Dopo una lunga attesa un giovane carcerato si reca da una guardia lamentando l’assenza della sua compagna. È sicuro di averla vista entrare ma dopo la consueta perquisizione, nella stanza apposita, non l’ha più vista uscire.
Le guardie corrono nella stanza e qui trovano la donna, con i polsi legati e la divisa rossa dei gendarmi addosso.
– È stato gentile e chiede scusa a tutti. Aveva degli occhi così belli. Dice la donna come incantata.
Joseph è di nuovo libero e vaga tra le montagne. Con indosso il vestito della signora percorre in una sola notte decine di chilometri fino ad arrivare nelle Gorge del Saillon. La grotta è ancora sicura ma ormai nel Vallese le guardie lo cercano in ogni dove. Scende nel suo laboratorio dove conserva ancora qualche moneta. Raduna i suoi attrezzi e si rimette in viaggio.

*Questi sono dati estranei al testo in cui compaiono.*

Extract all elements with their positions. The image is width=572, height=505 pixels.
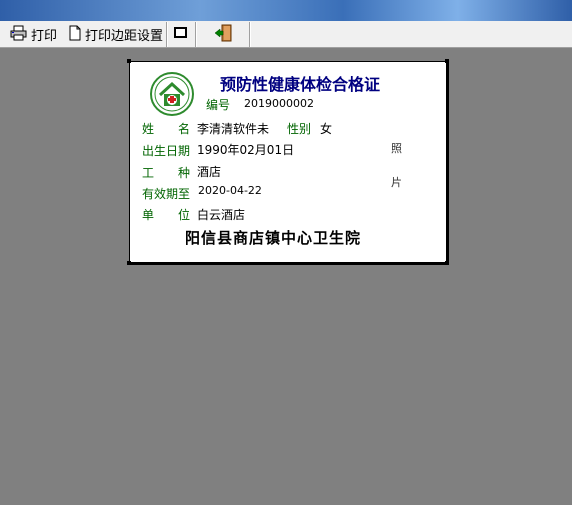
employer-value: 白云酒店 — [197, 208, 246, 222]
toolbar-separator — [195, 22, 197, 47]
number-label: 编号 — [206, 98, 231, 112]
health-emblem-icon — [150, 72, 194, 116]
page-view-button[interactable] — [173, 24, 189, 45]
gender-label: 性别 — [287, 122, 312, 136]
corner-handle — [127, 261, 131, 265]
print-label: 打印 — [31, 29, 58, 44]
valid-until-label: 有效期至 — [142, 187, 191, 201]
job-type-label: 工 种 — [142, 166, 191, 180]
exit-door-icon — [214, 24, 234, 46]
exit-button[interactable] — [214, 24, 234, 45]
employer-label: 单 位 — [142, 208, 191, 222]
print-toolbar: 打印 打印边距设置 — [0, 21, 572, 48]
certificate-title: 预防性健康体检合格证 — [220, 75, 381, 94]
toolbar-separator — [166, 22, 168, 47]
print-button[interactable]: 打印 — [10, 24, 57, 45]
printer-icon — [10, 25, 28, 45]
window-titlebar — [0, 0, 572, 21]
page-icon — [68, 25, 82, 45]
job-type-value: 酒店 — [197, 165, 222, 179]
valid-until-value: 2020-04-22 — [198, 184, 262, 197]
number-value: 2019000002 — [244, 97, 314, 110]
corner-handle — [445, 261, 449, 265]
photo-placeholder-bottom: 片 — [391, 176, 402, 189]
health-certificate-card: 预防性健康体检合格证 编号 2019000002 姓 名 李清清软件未 性别 女… — [127, 59, 449, 265]
toolbar-separator — [249, 22, 251, 47]
issuing-authority: 阳信县商店镇中心卫生院 — [185, 229, 362, 247]
name-value: 李清清软件未 — [197, 122, 270, 136]
birth-date-label: 出生日期 — [142, 144, 191, 158]
photo-placeholder-top: 照 — [391, 142, 402, 155]
corner-handle — [445, 59, 449, 63]
corner-handle — [127, 59, 131, 63]
margin-settings-label: 打印边距设置 — [85, 29, 164, 44]
rectangle-icon — [173, 26, 189, 44]
birth-date-value: 1990年02月01日 — [197, 143, 295, 157]
name-label: 姓 名 — [142, 122, 191, 136]
gender-value: 女 — [320, 122, 333, 136]
margin-settings-button[interactable]: 打印边距设置 — [68, 24, 163, 45]
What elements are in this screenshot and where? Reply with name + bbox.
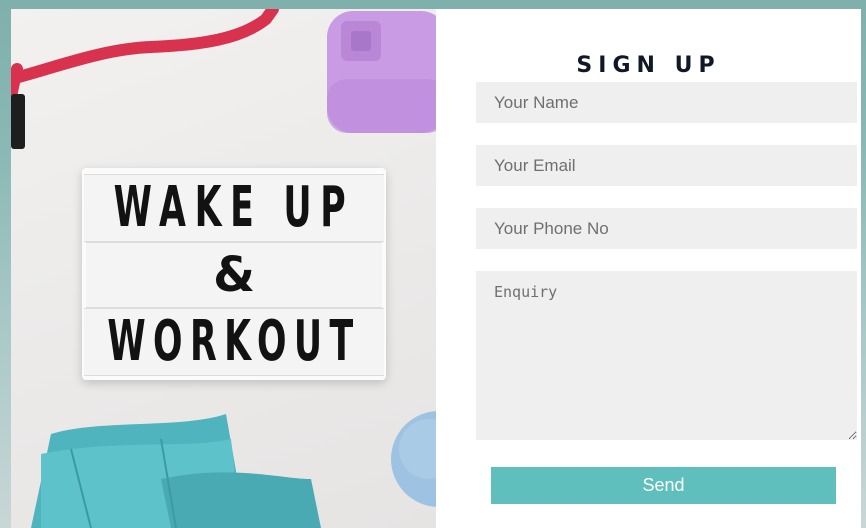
email-input[interactable] bbox=[476, 145, 857, 186]
sign-line-1: WAKE UP bbox=[83, 174, 385, 242]
enquiry-textarea[interactable] bbox=[476, 271, 857, 440]
lightbox-sign: WAKE UP & WORKOUT bbox=[82, 168, 386, 380]
form-title: SIGN UP bbox=[576, 53, 721, 78]
name-input[interactable] bbox=[476, 82, 857, 123]
sign-line-2: & bbox=[86, 242, 382, 308]
send-button[interactable]: Send bbox=[491, 467, 836, 504]
sign-line-3: WORKOUT bbox=[83, 308, 385, 376]
signup-card: WAKE UP & WORKOUT SIGN UP Send bbox=[11, 9, 861, 528]
workout-photo: WAKE UP & WORKOUT bbox=[11, 9, 436, 528]
phone-input[interactable] bbox=[476, 208, 857, 249]
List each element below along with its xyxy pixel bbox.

Attraversa di nuovo le montagne, e se ormai ovunque si sente insicuro, ricercato e in pericolo, lì, tra le alte vette si sente protetto.
Arriva a Saint-Rhémy a notte fonda e si reca subito a casa di Adélaïde. La porta è socchiusa, la casa sembra disabitata, e lo è. Joseph entra, la cucina è spoglia così come la camera da letto. Al centro della casa, proprio dove aveva visto per l’ultima volta la ragazza c’è il suo violino con l’archetto a fianco. Joseph resta immobile per qualche istante poi si siede a terra, prende lo strumento e inizia a suonare. Suona e piange tutte le sue lacrime.

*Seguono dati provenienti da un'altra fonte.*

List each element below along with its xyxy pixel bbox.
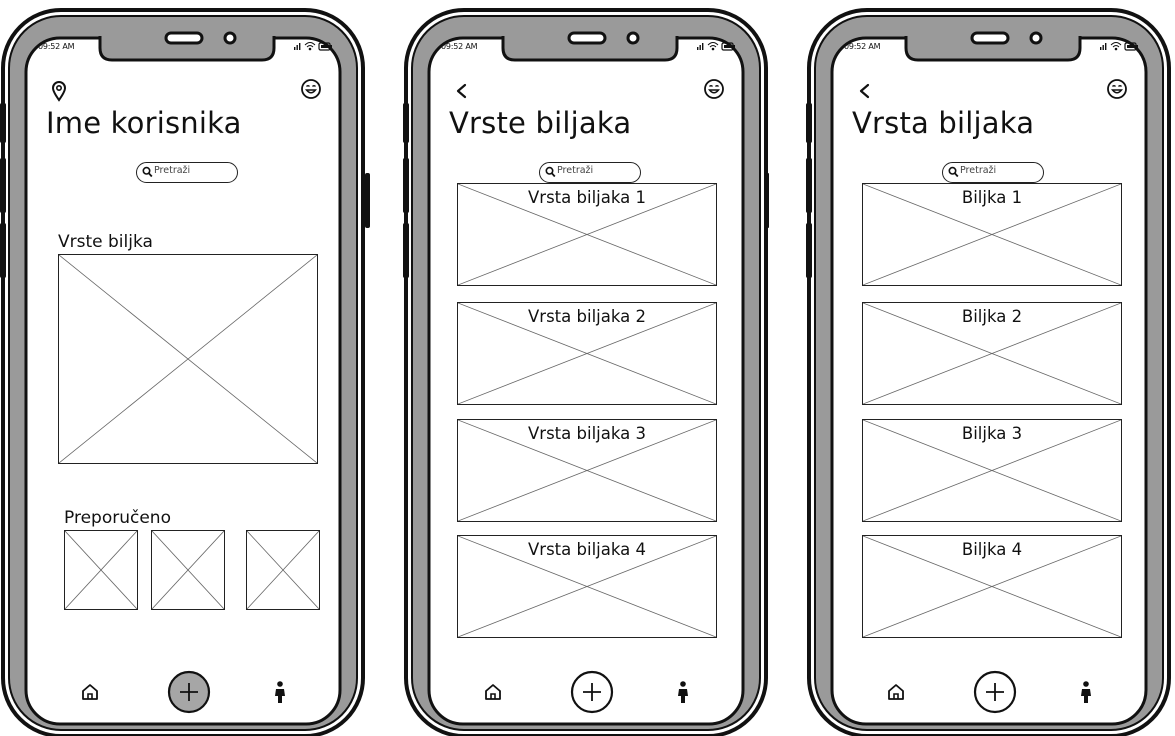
profile-icon[interactable] xyxy=(274,680,286,704)
card-label: Biljka 3 xyxy=(961,424,1023,443)
battery-icon xyxy=(1124,42,1138,51)
screen-plants: 09:52 AM Vrsta biljaka Pretraži Biljka 1… xyxy=(832,38,1146,724)
status-time: 09:52 AM xyxy=(441,42,478,51)
card-label: Biljka 1 xyxy=(961,188,1023,207)
card-label: Vrsta biljaka 4 xyxy=(528,540,646,559)
add-icon[interactable] xyxy=(166,669,212,715)
card-label: Biljka 4 xyxy=(961,540,1023,559)
recommended-item[interactable] xyxy=(246,530,320,610)
smiley-face-icon[interactable] xyxy=(300,78,322,100)
wifi-icon xyxy=(707,42,719,51)
placeholder-cross xyxy=(59,255,317,463)
home-icon[interactable] xyxy=(886,682,906,702)
card-label: Biljka 2 xyxy=(961,307,1023,326)
signal-icon xyxy=(1100,43,1107,50)
home-icon[interactable] xyxy=(483,682,503,702)
bottom-nav xyxy=(429,668,743,718)
back-chevron-icon[interactable] xyxy=(856,80,874,102)
placeholder-cross xyxy=(65,531,137,609)
plant-card[interactable]: Biljka 1 xyxy=(862,183,1122,286)
battery-icon xyxy=(318,42,332,51)
page-title: Vrste biljaka xyxy=(449,106,632,140)
phone-mockup-plants: 09:52 AM Vrsta biljaka Pretraži Biljka 1… xyxy=(806,8,1172,736)
plant-type-card[interactable]: Vrsta biljaka 2 xyxy=(457,302,717,405)
phone-mockup-home: 09:52 AM Ime korisnika Pretraži Vrste bi… xyxy=(0,8,370,736)
plant-type-card[interactable]: Vrsta biljaka 1 xyxy=(457,183,717,286)
status-icons xyxy=(294,42,332,51)
smiley-face-icon[interactable] xyxy=(703,78,725,100)
card-label: Vrsta biljaka 3 xyxy=(528,424,646,443)
section-label-recommended: Preporučeno xyxy=(64,508,171,528)
screen-plant-types: 09:52 AM Vrste biljaka Pretraži Vrsta bi… xyxy=(429,38,743,724)
smiley-face-icon[interactable] xyxy=(1106,78,1128,100)
bottom-nav xyxy=(26,668,340,718)
search-placeholder: Pretraži xyxy=(154,165,191,176)
add-icon[interactable] xyxy=(972,669,1018,715)
location-pin-icon[interactable] xyxy=(50,80,68,102)
card-label: Vrsta biljaka 2 xyxy=(528,307,646,326)
signal-icon xyxy=(697,43,704,50)
plant-card[interactable]: Biljka 3 xyxy=(862,419,1122,522)
wifi-icon xyxy=(304,42,316,51)
search-icon xyxy=(545,166,556,178)
plant-type-card[interactable]: Vrsta biljaka 3 xyxy=(457,419,717,522)
bottom-nav xyxy=(832,668,1146,718)
battery-icon xyxy=(721,42,735,51)
screen-home: 09:52 AM Ime korisnika Pretraži Vrste bi… xyxy=(26,38,340,724)
profile-icon[interactable] xyxy=(1080,680,1092,704)
wifi-icon xyxy=(1110,42,1122,51)
profile-icon[interactable] xyxy=(677,680,689,704)
search-input[interactable]: Pretraži xyxy=(539,162,641,183)
status-time: 09:52 AM xyxy=(38,42,75,51)
add-icon[interactable] xyxy=(569,669,615,715)
plant-type-card[interactable]: Vrsta biljaka 4 xyxy=(457,535,717,638)
search-input[interactable]: Pretraži xyxy=(942,162,1044,183)
section-label-plant-types: Vrste biljka xyxy=(58,232,153,252)
signal-icon xyxy=(294,43,301,50)
search-icon xyxy=(142,166,153,178)
placeholder-cross xyxy=(247,531,319,609)
card-label: Vrsta biljaka 1 xyxy=(528,188,646,207)
status-icons xyxy=(1100,42,1138,51)
search-placeholder: Pretraži xyxy=(557,165,594,176)
image-placeholder-plant-types[interactable] xyxy=(58,254,318,464)
phone-mockup-plant-types: 09:52 AM Vrste biljaka Pretraži Vrsta bi… xyxy=(403,8,769,736)
recommended-item[interactable] xyxy=(64,530,138,610)
placeholder-cross xyxy=(152,531,224,609)
home-icon[interactable] xyxy=(80,682,100,702)
status-time: 09:52 AM xyxy=(844,42,881,51)
plant-card[interactable]: Biljka 2 xyxy=(862,302,1122,405)
search-icon xyxy=(948,166,959,178)
search-input[interactable]: Pretraži xyxy=(136,162,238,183)
page-title: Ime korisnika xyxy=(46,106,242,140)
plant-card[interactable]: Biljka 4 xyxy=(862,535,1122,638)
back-chevron-icon[interactable] xyxy=(453,80,471,102)
status-icons xyxy=(697,42,735,51)
recommended-item[interactable] xyxy=(151,530,225,610)
search-placeholder: Pretraži xyxy=(960,165,997,176)
page-title: Vrsta biljaka xyxy=(852,106,1035,140)
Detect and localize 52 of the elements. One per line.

Alle prime luci dell’alba va a casa dei suoi genitori. La madre nel vedere entrare il suo unico figlio che sapeva latitante lo stringe forte a sé i due si stringono in un lungo abbraccio.
– Joseph! Cosa fai qui? Sei venuto a consegnarti?

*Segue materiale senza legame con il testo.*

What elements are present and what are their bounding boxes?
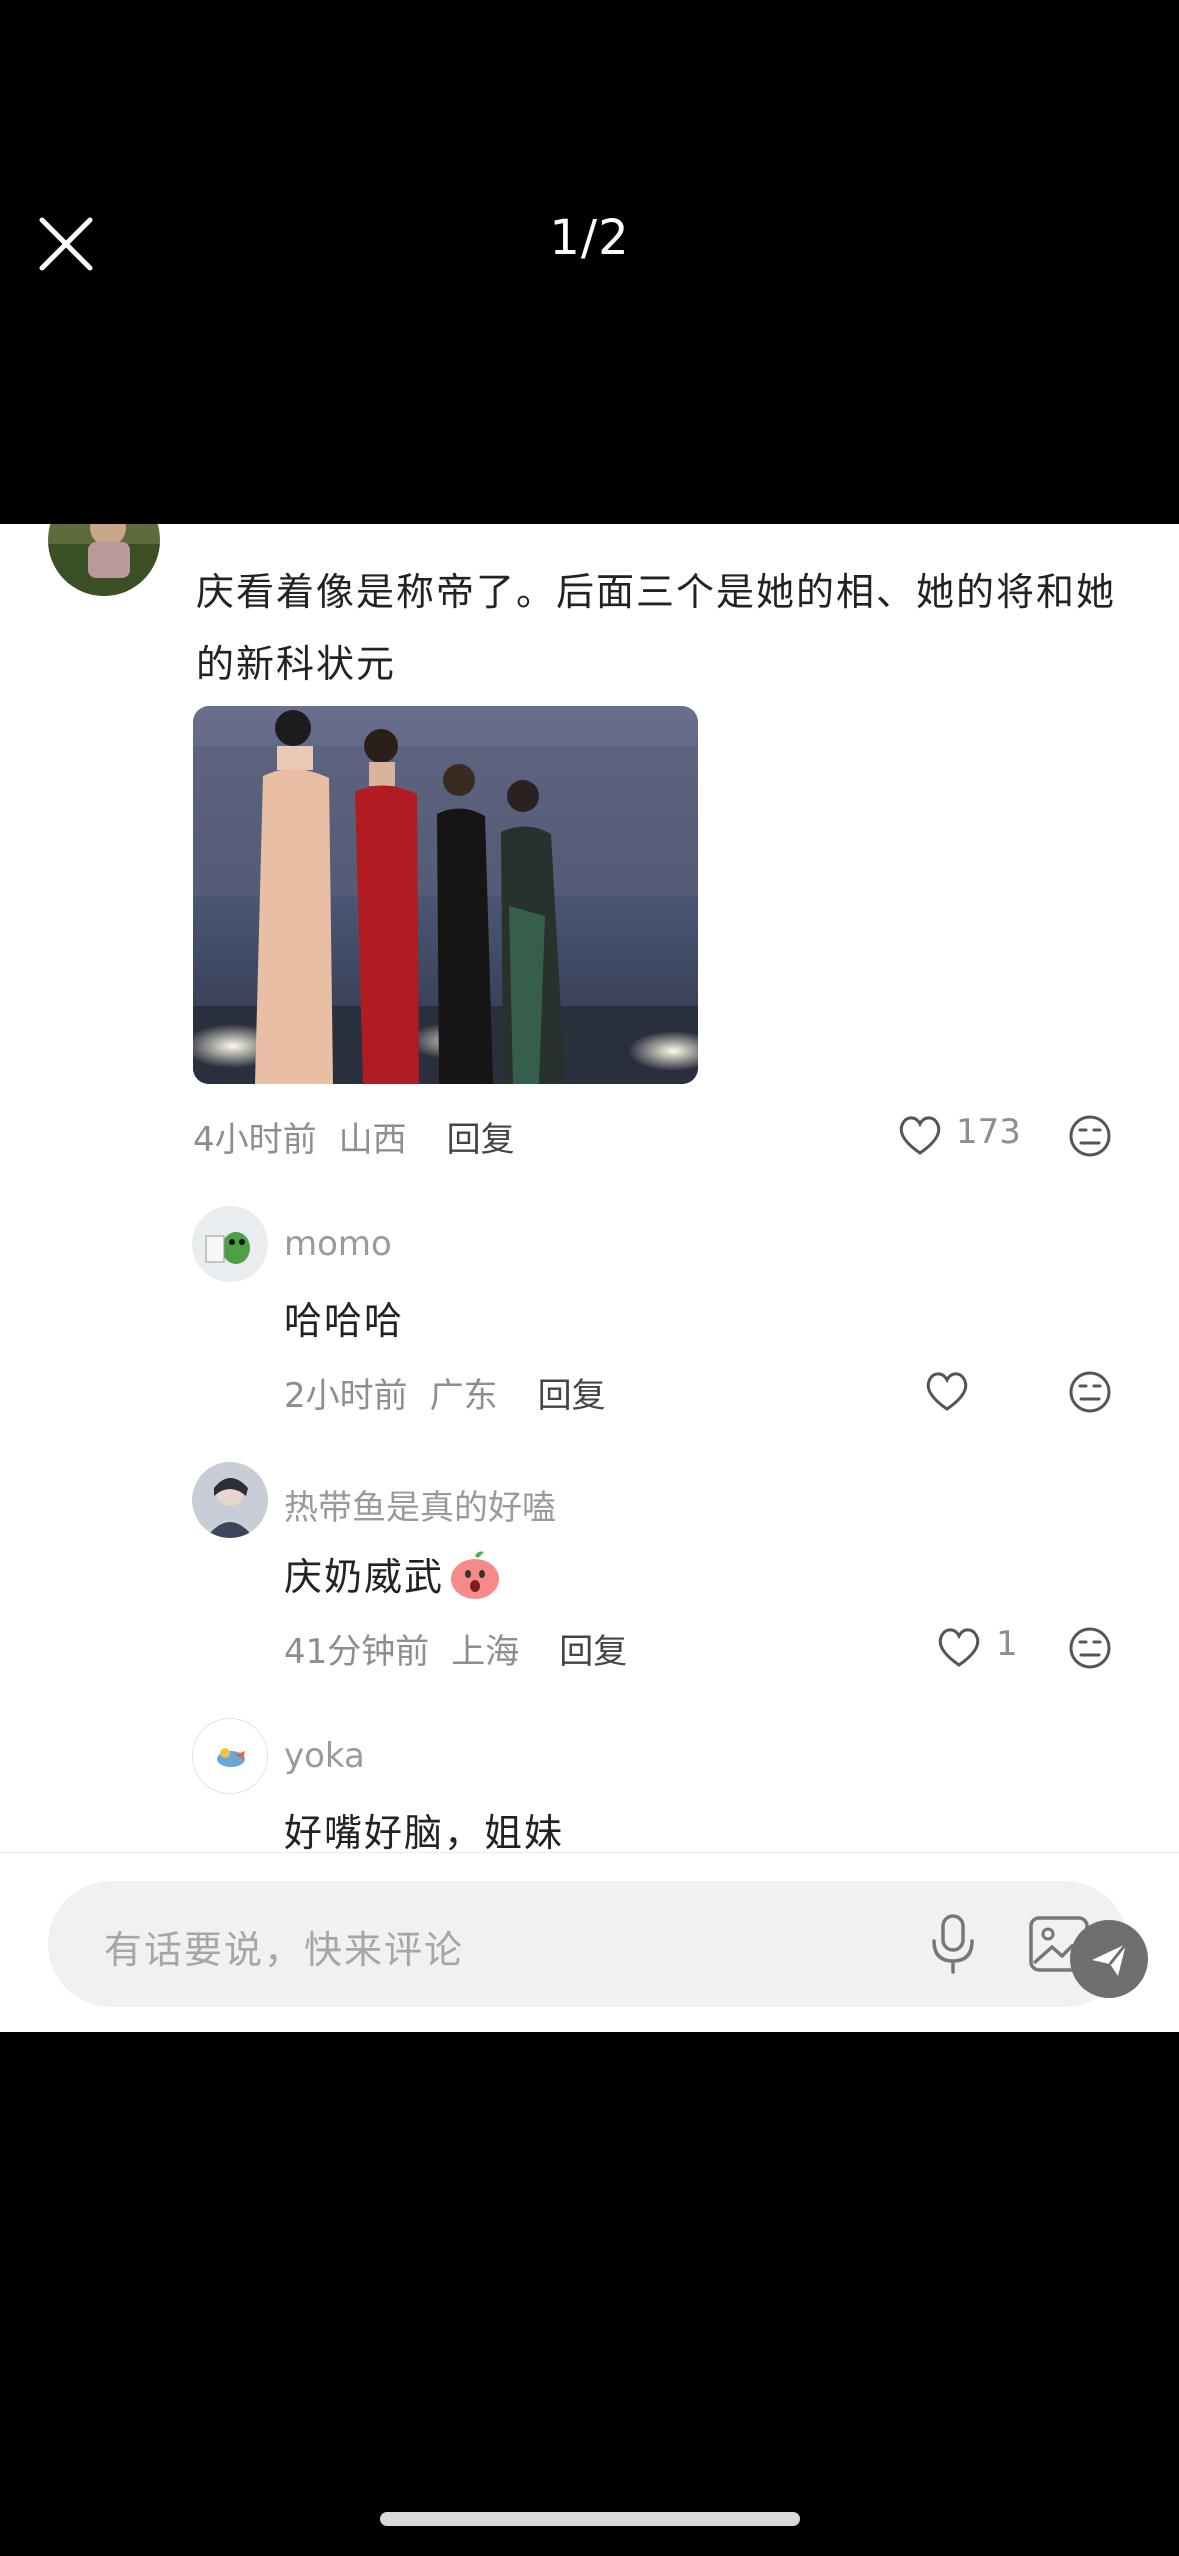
reply-text-content: 庆奶威武 <box>284 1555 445 1599</box>
reply-meta: 41分钟前 上海 回复 <box>284 1624 627 1673</box>
reply-username[interactable]: 热带鱼是真的好嗑 <box>284 1480 556 1529</box>
reply-time: 41分钟前 <box>284 1632 430 1672</box>
home-indicator[interactable] <box>380 2512 800 2526</box>
emoji-face-icon[interactable] <box>1068 1370 1112 1418</box>
heart-outline-icon[interactable] <box>936 1626 982 1672</box>
reply-meta: 2小时前 广东 回复 <box>284 1368 606 1417</box>
emoji-face-icon[interactable] <box>1068 1114 1112 1162</box>
reply-location: 广东 <box>429 1376 498 1416</box>
send-icon[interactable] <box>1070 1920 1148 1998</box>
reply-text: 好嘴好脑，姐妹 <box>284 1811 565 1855</box>
like-count: 1 <box>996 1624 1018 1664</box>
comment-text: 庆看着像是称帝了。后面三个是她的相、她的将和她的新科状元 <box>196 570 1117 686</box>
viewer-header: 1/2 <box>0 0 1179 524</box>
comment-photo[interactable] <box>193 706 698 1084</box>
like-count: 173 <box>956 1112 1021 1152</box>
comment-location: 山西 <box>338 1120 407 1160</box>
page-counter: 1/2 <box>549 210 630 266</box>
username-cut-off <box>198 524 558 532</box>
avatar[interactable] <box>48 524 160 596</box>
comment-input-placeholder: 有话要说，快来评论 <box>104 1928 465 1972</box>
reply-text: 庆奶威武 <box>284 1546 502 1609</box>
reply-location: 上海 <box>451 1632 520 1672</box>
reply-button[interactable]: 回复 <box>447 1120 515 1160</box>
heart-outline-icon[interactable] <box>897 1114 943 1160</box>
comments-panel[interactable]: 庆看着像是称帝了。后面三个是她的相、她的将和她的新科状元 4小时前 山西 回复 … <box>0 524 1179 2032</box>
comment-composer: 有话要说，快来评论 <box>0 1852 1179 2032</box>
comment-meta: 4小时前 山西 回复 <box>193 1112 515 1161</box>
surprised-peach-emoji <box>448 1550 502 1609</box>
avatar[interactable] <box>192 1462 268 1538</box>
comment-time: 4小时前 <box>193 1120 317 1160</box>
avatar[interactable] <box>192 1718 268 1794</box>
reply-button[interactable]: 回复 <box>559 1632 627 1672</box>
reply-username[interactable]: yoka <box>284 1736 365 1776</box>
reply-button[interactable]: 回复 <box>538 1376 606 1416</box>
avatar[interactable] <box>192 1206 268 1282</box>
microphone-icon[interactable] <box>928 1913 978 1979</box>
reply-username[interactable]: momo <box>284 1224 392 1264</box>
reply-time: 2小时前 <box>284 1376 408 1416</box>
heart-outline-icon[interactable] <box>924 1370 970 1416</box>
comment-input[interactable]: 有话要说，快来评论 <box>48 1881 1128 2007</box>
emoji-face-icon[interactable] <box>1068 1626 1112 1674</box>
reply-text: 哈哈哈 <box>284 1299 405 1343</box>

– No mamma, sono solo venuto a salutarvi. Dov’è papà?
– Tuo padre è a letto, non sta bene. Per questo non siamo mai venuti a trovarti.
– Non importa, adesso sono qui.
Joseph entra nella camera dei genitori, il padre è sdraiato sul letto, ha lo sguardo perso nel vuoto e l’aspetto provato dalla malattia. L’uomo volta la testa lentamente e appena riconosce il figlio i suoi occhi si illuminano.
– Ho sentito che sei scappato, come hai fatto? Chiede con voce debole.
– È stato semplice, mi sono travestito da donna.
I due scoppiano in una risata di complicità ma un colpo di tosse strozza bruscamente quella del padre.
– Come stai papà?
– Sono rinchiuso in questa camera, sono prigioniero come lo eri tu ma io non posso scappare. Promettimi che non ti consegnerai! Noi Farinet non siamo fatti per stare in gabbia.
– Te lo prometto papà.
La madre sta cucinando la seupa sopra la stufa, Joseph le chiede di Adélaïde.
– Ho fatto la seupa, adesso si mangia. Aiuta tuo padre ad alzarsi, e poi ti dirò dove andare.
Joseph si siede sul letto accanto al padre, l’uomo malato gli mette un braccio intorno al collo e con fatica, ma sorretto dal figlio, si alza.
La famiglia Farinet si riunisce attorno al tavolo con la seupa fumante al centro. Si parlano con gli occhi e, senza saperlo, si godono quello che sarà il loro ultimo pasto insieme.